Stopping Windows 10 from hogging your WiFi/4G/Mobile internet connection is not that difficult:
- Click on Start (The Windows button)
- Select “Settings”
- Select “Network & Internet”
- Select WiFi
- Select Advanced Options
- Toggle “Metered Connection” to on
- Restart your computer to stop any current naughty activity
NB I have noticed that for some reason once in a while one of the Windows services still hogs the connection. In such cases, a restart will stop this. Remember to switch on updates during off-peak hours by toggling the Metered Connection option to off. Updates are important!
For some reason, Microsoft does not think you can have a metered Ethernet connection and so makes it incredibly hard to set it up as a metered connection. There is a painful process to turn it into a metered connection for the brave. Due to a power failure, I needed this to save power and had to do it.
- Click on the start button and search for regedit
- Navigate to: Computer>HKEY_LOCAL_MACHINE >SOFTWARE > Microsoft > Windows NT >CurrentVersion >NetworkList >DefaultMediaCost
- Right click on the DefaultMediaCost folder and select Permissions
- When the permissions dialogue box appears, select Advanced
- When the Advanced Permissions dialogue appears Click on the “Change” link at the top
- In the “Select User or Group” dialogue that appears type in your username, the one you use to login into Windows. If you use Windows Live instead just type your email.
- When you are done typing click on “Check Names” if the name you have typed the name correctly it will be expanded and accepted otherwise you will receive an error.
- If the name is accepted click on Ok, this will close the dialogue
- Click Apply and then OK in the Advanced Security Settings dialogue
- In the remaining Permissions dialogue take care to select on the Users Option, Check the Allow Full Control checkbox as shown and Click Apply and then Ok
- Right click on the Ethernet and select on modify
- Type in a value of 2 to replace the 1 which will change the connection into a metered connection
- Click OK
- Close regedit and restart your laptop.
NB All of the 10 steps above are meant to allow you to edit the Ethernet Key! The hubris. I still cannot understand why they don’t put these settings in their etc folder; yes Windows has an etc folder too. Instead, they insist on this REG_DWORD nonsense.

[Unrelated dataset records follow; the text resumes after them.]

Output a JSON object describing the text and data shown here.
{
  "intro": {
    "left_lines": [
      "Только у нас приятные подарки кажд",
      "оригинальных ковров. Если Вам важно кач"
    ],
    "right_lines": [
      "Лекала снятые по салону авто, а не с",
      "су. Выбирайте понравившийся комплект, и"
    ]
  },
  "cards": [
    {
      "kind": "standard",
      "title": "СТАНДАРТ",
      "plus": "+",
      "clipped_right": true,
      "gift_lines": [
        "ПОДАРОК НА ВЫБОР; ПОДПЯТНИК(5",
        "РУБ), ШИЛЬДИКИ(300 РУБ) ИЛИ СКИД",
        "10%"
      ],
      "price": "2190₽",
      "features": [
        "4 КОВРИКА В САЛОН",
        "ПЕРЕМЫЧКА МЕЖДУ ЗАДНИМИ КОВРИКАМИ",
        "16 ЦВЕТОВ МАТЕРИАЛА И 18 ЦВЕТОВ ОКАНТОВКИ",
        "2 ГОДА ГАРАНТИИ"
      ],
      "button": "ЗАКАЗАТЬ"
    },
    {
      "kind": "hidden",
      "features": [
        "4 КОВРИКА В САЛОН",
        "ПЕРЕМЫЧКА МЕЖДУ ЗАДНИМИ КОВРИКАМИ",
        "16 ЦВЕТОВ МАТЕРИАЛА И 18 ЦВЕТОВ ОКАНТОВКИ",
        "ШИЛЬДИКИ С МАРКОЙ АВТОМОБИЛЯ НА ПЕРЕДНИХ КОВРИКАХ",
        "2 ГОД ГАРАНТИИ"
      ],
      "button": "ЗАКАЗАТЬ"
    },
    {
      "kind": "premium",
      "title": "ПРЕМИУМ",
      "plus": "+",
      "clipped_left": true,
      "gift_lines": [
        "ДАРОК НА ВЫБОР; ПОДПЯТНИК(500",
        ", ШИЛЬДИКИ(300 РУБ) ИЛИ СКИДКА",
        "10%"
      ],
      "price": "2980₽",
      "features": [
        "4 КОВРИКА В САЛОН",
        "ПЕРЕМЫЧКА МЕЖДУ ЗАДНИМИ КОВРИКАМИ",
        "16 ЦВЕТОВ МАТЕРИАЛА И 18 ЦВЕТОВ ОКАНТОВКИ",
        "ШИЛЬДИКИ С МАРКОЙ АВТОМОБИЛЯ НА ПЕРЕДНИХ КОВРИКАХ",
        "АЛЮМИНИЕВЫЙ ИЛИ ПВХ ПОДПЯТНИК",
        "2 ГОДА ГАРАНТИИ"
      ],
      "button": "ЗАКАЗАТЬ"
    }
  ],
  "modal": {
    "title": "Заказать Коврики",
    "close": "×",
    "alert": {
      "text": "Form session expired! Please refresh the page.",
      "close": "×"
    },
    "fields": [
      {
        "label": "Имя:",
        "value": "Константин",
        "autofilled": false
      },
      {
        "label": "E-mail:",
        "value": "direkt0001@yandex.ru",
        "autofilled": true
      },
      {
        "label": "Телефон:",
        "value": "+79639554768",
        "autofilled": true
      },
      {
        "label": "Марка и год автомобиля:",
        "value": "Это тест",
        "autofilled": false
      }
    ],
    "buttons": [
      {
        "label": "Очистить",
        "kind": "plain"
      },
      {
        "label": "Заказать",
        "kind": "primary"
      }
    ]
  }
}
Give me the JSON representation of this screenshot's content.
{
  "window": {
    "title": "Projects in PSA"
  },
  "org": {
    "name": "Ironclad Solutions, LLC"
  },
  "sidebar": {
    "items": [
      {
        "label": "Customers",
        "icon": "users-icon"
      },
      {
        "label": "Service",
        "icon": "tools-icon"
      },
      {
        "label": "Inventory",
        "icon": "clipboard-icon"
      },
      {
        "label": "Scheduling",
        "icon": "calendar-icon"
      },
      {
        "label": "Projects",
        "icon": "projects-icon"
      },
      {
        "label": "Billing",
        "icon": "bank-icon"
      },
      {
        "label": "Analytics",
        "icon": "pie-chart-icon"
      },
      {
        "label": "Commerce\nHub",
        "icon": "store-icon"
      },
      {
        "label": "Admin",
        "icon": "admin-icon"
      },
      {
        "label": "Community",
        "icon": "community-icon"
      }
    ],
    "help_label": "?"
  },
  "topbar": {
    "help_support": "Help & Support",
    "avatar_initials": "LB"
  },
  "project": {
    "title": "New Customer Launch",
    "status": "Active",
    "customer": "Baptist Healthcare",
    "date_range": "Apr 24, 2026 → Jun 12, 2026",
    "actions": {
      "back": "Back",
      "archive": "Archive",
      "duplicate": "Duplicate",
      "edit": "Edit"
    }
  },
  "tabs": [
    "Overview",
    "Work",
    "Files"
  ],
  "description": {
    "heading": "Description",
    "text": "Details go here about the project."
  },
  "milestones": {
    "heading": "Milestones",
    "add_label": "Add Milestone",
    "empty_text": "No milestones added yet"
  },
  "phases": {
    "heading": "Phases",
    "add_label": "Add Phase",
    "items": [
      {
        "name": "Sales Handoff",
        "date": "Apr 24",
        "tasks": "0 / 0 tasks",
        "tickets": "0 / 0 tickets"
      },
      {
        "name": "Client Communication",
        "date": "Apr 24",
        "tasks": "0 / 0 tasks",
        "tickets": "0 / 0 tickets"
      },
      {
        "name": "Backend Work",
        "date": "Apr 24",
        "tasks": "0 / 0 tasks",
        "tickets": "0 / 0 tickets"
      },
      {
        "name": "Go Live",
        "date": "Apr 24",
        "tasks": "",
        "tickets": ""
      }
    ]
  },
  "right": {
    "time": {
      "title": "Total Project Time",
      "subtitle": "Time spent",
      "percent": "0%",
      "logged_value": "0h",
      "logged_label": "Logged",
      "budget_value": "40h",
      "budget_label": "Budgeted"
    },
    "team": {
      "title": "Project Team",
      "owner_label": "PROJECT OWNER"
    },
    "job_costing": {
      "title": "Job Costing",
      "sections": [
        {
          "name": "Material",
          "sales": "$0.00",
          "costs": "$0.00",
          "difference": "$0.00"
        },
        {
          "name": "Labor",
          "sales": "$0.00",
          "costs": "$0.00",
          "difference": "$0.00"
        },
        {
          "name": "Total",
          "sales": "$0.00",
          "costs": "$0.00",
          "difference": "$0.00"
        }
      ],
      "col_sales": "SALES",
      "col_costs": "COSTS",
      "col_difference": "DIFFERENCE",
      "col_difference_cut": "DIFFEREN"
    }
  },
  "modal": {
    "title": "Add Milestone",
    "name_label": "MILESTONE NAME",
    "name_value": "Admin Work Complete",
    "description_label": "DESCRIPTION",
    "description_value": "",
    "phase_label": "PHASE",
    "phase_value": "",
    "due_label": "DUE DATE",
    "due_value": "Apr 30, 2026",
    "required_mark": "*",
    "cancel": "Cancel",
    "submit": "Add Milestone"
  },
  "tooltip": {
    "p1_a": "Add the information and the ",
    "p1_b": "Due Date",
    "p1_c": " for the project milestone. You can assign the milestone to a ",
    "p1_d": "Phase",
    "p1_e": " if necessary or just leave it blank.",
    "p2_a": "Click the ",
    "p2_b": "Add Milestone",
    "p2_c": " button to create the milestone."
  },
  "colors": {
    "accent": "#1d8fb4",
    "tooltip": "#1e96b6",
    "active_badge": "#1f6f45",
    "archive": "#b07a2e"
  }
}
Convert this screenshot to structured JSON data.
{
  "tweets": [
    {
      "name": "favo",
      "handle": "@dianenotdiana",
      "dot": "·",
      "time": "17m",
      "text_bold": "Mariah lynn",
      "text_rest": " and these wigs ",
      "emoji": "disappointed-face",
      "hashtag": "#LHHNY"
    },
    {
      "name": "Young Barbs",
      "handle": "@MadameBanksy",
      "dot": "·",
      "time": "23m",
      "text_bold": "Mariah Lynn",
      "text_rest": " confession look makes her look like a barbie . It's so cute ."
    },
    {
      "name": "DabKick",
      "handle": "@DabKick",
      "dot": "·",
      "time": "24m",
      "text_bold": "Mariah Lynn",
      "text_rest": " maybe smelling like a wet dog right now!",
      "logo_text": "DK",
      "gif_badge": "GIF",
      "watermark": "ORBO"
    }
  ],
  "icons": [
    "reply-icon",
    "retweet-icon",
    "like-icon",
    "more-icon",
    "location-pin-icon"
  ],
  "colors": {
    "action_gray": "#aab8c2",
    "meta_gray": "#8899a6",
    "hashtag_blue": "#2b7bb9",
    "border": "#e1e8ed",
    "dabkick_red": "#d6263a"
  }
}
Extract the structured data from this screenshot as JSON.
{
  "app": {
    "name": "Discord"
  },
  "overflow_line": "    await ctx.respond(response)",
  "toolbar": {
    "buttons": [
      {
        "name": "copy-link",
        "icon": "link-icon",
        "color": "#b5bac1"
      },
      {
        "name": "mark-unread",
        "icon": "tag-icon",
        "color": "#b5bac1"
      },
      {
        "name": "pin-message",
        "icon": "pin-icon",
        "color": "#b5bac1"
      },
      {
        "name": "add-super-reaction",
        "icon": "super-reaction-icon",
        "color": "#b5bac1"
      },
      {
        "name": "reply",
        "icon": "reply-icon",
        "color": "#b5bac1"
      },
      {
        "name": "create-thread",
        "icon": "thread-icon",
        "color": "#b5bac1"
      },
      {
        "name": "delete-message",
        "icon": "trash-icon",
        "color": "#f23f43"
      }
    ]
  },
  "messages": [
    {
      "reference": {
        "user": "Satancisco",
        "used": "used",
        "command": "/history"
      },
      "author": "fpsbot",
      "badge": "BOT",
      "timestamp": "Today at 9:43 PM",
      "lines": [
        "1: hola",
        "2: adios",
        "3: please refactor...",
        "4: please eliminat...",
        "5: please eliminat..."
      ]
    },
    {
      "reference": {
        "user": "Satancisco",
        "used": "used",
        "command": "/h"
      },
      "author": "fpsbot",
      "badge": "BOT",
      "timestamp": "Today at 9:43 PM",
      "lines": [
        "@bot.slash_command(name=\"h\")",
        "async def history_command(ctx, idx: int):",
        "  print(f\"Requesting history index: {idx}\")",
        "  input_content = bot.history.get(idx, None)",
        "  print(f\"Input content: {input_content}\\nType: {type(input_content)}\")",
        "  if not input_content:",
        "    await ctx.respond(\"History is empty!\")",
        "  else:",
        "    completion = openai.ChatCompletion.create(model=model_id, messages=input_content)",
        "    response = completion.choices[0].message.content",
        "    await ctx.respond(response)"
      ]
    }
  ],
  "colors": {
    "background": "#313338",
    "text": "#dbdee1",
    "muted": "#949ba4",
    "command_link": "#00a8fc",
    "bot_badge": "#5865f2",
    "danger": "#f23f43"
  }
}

- By the way just to prove how illogical everything is changing the WIFI REG_DWORD from 1 to 2 does not work as you would expect. Instead of turning WIFI into a metered connection, I think it turns WIFI password sharing on. How is that for logical!
- To turn Ethernet back to an unmetered connection just change back the REG_DWORD value to 1 from 2.
- Please note that you might have to restart (Windows Loves its Restarts) to stop the bandwidth hogging processes.
Hopefully, this will spare some people the pain of a slow or non-working internet connection. By the way editing your registry is dangerous. If you screw up you are on your own. If the hack works you should totally thank me.